Concept art from Parajet – the proposed “Road Sport” Skycar
The poor man’s flying car.
Neil Laughton is a modern British adventurer of the usual sort, having undertaken dozens of corporately-sponsored desperate ventures around the world in aid of good causes. Like many of his wilderness-prowling colleagues he is a regular on the after-dinner speaking circuit, on top of his day job as chairman of an office development firm.
So far, so what. But in recent times Mr Laughton’s CV suddenly becomes interesting – according to his website, during 2008 he “developed the World’s first high performance, road legal, bio-fuelled flying car”. That’s enough to make the Reg flying-car desk sit up and take notice.

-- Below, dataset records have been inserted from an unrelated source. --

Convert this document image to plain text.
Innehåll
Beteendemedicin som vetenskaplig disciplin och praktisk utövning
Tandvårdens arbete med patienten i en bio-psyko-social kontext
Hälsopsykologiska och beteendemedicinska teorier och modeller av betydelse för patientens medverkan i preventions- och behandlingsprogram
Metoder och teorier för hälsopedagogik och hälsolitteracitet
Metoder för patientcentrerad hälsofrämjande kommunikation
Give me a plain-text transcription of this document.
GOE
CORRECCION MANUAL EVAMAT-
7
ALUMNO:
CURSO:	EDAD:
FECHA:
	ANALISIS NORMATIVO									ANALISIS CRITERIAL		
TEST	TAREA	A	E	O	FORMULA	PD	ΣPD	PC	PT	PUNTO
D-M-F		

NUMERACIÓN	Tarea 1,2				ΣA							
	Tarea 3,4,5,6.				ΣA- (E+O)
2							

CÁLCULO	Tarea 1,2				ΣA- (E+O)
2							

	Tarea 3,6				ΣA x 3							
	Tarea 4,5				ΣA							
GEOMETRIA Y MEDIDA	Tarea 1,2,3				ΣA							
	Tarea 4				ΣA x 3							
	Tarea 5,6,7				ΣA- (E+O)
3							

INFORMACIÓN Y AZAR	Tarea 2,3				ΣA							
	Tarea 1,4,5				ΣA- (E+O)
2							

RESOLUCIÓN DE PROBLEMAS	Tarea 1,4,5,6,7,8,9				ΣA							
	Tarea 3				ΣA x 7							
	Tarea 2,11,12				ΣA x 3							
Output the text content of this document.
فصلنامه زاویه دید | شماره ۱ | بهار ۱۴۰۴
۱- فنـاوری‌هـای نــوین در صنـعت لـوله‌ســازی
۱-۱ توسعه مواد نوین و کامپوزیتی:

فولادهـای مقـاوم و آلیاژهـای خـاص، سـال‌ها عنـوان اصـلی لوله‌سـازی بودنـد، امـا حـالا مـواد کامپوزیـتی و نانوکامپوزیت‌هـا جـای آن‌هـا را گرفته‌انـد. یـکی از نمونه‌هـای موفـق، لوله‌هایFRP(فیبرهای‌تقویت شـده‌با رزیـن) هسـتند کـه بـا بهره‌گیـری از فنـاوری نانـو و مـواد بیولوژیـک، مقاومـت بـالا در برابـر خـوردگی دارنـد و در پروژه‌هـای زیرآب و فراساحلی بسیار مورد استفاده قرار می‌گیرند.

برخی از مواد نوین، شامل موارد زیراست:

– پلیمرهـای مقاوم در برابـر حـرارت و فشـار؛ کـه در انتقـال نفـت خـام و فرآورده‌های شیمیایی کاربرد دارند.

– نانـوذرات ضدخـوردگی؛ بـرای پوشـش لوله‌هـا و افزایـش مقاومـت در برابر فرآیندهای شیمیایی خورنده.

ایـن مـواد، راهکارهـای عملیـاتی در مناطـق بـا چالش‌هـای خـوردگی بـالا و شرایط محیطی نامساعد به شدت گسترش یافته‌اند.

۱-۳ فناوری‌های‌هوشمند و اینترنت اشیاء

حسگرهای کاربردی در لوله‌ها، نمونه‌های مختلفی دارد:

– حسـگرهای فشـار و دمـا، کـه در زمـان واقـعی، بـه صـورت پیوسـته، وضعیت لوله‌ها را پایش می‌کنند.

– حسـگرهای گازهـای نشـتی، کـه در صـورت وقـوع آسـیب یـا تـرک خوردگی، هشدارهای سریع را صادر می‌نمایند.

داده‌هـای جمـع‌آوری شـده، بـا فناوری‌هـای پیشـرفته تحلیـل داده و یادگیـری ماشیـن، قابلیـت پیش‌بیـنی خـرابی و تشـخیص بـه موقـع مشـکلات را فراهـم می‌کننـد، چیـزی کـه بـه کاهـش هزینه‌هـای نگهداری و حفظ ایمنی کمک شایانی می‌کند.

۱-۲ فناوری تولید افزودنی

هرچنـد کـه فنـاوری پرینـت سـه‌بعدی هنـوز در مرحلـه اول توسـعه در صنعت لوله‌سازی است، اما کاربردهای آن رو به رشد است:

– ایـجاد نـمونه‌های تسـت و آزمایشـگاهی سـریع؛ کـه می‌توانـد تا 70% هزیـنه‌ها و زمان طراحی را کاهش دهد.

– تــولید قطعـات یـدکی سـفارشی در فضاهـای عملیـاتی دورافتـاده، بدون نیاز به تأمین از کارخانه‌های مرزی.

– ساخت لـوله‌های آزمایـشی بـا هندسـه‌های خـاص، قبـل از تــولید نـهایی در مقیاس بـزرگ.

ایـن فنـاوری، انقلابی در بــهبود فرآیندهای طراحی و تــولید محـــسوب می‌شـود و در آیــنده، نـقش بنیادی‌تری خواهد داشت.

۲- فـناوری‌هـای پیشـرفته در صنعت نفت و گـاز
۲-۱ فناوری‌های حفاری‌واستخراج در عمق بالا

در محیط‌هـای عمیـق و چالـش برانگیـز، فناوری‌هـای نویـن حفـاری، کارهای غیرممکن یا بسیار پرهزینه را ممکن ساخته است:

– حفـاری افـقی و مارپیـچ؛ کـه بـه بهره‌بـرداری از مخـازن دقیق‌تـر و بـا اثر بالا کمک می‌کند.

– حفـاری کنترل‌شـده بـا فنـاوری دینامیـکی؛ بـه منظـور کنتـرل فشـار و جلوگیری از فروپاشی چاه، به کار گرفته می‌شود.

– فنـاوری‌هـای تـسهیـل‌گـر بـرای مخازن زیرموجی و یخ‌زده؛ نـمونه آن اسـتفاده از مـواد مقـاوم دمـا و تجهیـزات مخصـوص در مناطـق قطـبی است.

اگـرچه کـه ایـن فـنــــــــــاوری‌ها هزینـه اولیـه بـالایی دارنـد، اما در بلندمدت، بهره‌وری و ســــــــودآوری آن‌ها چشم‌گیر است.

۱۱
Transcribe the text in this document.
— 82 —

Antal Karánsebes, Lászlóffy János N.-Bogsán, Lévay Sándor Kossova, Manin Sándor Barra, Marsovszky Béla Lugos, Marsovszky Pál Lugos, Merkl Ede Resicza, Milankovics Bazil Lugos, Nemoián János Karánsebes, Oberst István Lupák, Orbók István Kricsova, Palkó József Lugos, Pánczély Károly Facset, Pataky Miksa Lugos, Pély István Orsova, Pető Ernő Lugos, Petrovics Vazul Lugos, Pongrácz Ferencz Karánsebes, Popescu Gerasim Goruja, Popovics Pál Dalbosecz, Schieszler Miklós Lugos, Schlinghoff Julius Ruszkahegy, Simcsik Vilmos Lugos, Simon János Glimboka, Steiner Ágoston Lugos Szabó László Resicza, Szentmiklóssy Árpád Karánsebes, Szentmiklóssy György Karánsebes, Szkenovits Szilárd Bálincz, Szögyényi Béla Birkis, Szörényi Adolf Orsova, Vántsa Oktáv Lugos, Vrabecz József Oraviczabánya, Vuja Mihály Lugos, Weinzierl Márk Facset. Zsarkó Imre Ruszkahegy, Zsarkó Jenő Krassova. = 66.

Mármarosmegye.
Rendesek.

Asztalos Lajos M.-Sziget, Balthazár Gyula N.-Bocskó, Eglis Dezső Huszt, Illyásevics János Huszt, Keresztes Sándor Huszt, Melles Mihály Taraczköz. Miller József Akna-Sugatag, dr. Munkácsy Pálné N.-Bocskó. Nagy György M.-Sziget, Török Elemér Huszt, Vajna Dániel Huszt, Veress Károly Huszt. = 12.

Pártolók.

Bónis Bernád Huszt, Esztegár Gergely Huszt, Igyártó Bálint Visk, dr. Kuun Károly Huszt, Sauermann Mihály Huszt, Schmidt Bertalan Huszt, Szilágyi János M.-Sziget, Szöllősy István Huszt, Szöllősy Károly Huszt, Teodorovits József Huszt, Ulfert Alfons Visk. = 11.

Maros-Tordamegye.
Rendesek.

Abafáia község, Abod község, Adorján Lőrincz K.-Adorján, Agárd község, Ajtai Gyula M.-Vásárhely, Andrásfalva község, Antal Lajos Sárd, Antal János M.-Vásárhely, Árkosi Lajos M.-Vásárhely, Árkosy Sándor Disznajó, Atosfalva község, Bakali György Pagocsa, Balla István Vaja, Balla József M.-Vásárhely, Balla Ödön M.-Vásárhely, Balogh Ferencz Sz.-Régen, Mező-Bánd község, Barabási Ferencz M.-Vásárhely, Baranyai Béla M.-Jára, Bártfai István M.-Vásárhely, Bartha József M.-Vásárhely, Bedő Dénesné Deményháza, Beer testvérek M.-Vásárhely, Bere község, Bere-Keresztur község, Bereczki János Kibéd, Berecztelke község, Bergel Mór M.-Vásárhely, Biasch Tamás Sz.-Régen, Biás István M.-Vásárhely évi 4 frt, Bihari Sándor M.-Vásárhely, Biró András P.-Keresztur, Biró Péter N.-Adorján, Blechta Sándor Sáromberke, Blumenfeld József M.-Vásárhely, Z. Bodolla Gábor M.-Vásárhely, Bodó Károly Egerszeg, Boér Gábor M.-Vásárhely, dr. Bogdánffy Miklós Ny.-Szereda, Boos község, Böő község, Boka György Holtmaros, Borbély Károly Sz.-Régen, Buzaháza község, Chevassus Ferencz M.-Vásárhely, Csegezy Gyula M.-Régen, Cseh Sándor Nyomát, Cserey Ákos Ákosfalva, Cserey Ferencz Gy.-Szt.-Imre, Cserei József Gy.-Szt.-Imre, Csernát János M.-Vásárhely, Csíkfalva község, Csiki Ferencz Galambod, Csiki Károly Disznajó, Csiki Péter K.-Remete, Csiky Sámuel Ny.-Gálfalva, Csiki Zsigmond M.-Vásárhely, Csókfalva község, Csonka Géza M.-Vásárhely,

Tomorrow, Laughton’s “Parajet Skycar” will set off on an expedition to the fabled desert city of Timbuctoo/Timbuktu/Tombouctou in Mali. The Skycar will do much of the journey by road, but will take to the air to get over the Alps and the Straits of Gibraltar, apparently. It will be accompanied by a large cast of adventurous nutters in various support vehicles.
Unfortunately, the Skycar is basically just a paramotor/powered paraglider with wheels – or a dune buggy with a propulsion fan on the back, able to fly along suspended beneath a fabric wing closely related to advanced parachutes. Though Mr Laughton will lead the Mali expedition, the Skycar actually comes from paramotor company Parajet, run by Laughton and Grylls’ Everest backpack-birdman buddy Gilo Cardozo.